How is the daily adjustment (overnight fee/refund) different from rollover fees?

Rollover fees apply when a contract approaches expiry and is manually or automatically extended. SQFs don’t require monthly rollovers. Instead a daily adjustment (ADJ) is applied automatically, reflecting market-based factors like interest, dividends or funding costs, and appears as a transparent overnight fee.

What factors influence the daily adjustment amount (ADJ)?

The daily adjustment (overnight fee/refund) reflects the cumulative effect of factors like interest rates, dividends and funding costs. It’s calculated once per day and may be either positive or negative, depending on market conditions and your position.

What happens when an SQF expires?

SQFs typically expire once a year. At expiry, any open position will be settled at the final settlement price of the contract, just like standard futures. You can close your position at any time before expiry.

Do I need a special account to trade SQFs?

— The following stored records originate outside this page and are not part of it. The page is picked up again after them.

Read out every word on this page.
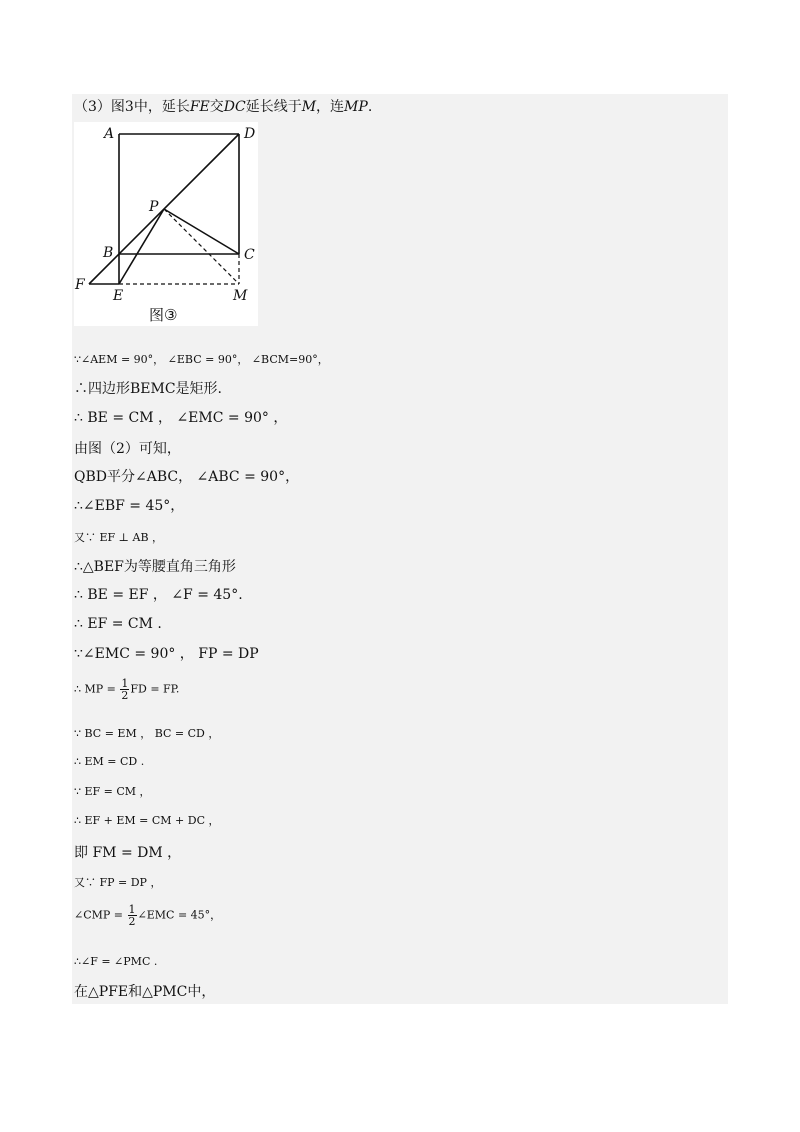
（3）图3中，延长FE交DC延长线于M，连MP.
A	D
P
B	C
F
E	M
图③
∵∠AEM = 90°， ∠EBC = 90°， ∠BCM=90°，
∴四边形BEMC是矩形.
∴ BE = CM ， ∠EMC = 90° ，
由图（2）可知，
QBD平分∠ABC， ∠ABC = 90°，
∴∠EBF = 45°，
又∵ EF ⊥ AB ，
∴△BEF为等腰直角三角形
∴ BE = EF ， ∠F = 45°.
∴ EF = CM .
∵∠EMC = 90° ， FP = DP
∴ MP = $\frac{1}{2}$ FD = FP.
∵ BC = EM ， BC = CD ，
∴ EM = CD .
∵ EF = CM ，
∴ EF + EM = CM + DC ，
即 FM = DM ，
又∵ FP = DP ，
∠CMP = $\frac{1}{2}$ ∠EMC = 45°，
∴∠F = ∠PMC .
在△PFE和△PMC中，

No special setup is required. If you have access to futures trading on eToro, you can trade SQFs just like any other listed futures product.

Can I close an SQF position before it expires?

Yes. You can open and close SQF positions at any time during market hours, just like with other futures contracts. You don’t need to hold them until expiry.

Are SQFs suitable for short-term trading?

Yes. Although SQFs have a one-year expiry, their spot-based pricing and flexibility make them suitable for both short and medium-term strategies with high risk tolerance.

Can I partially close positions?

If you hold positions with multiple contracts, you can close one or more contracts that are part of your position while keeping other contracts in the position open. This gives you flexibility to adjust your exposure based on market conditions or your trading strategy. Please note that the contracts themselves cannot be partially closed.

Is CopyTrader supported for futures trading?

At this time, CopyTrader does not support futures trading.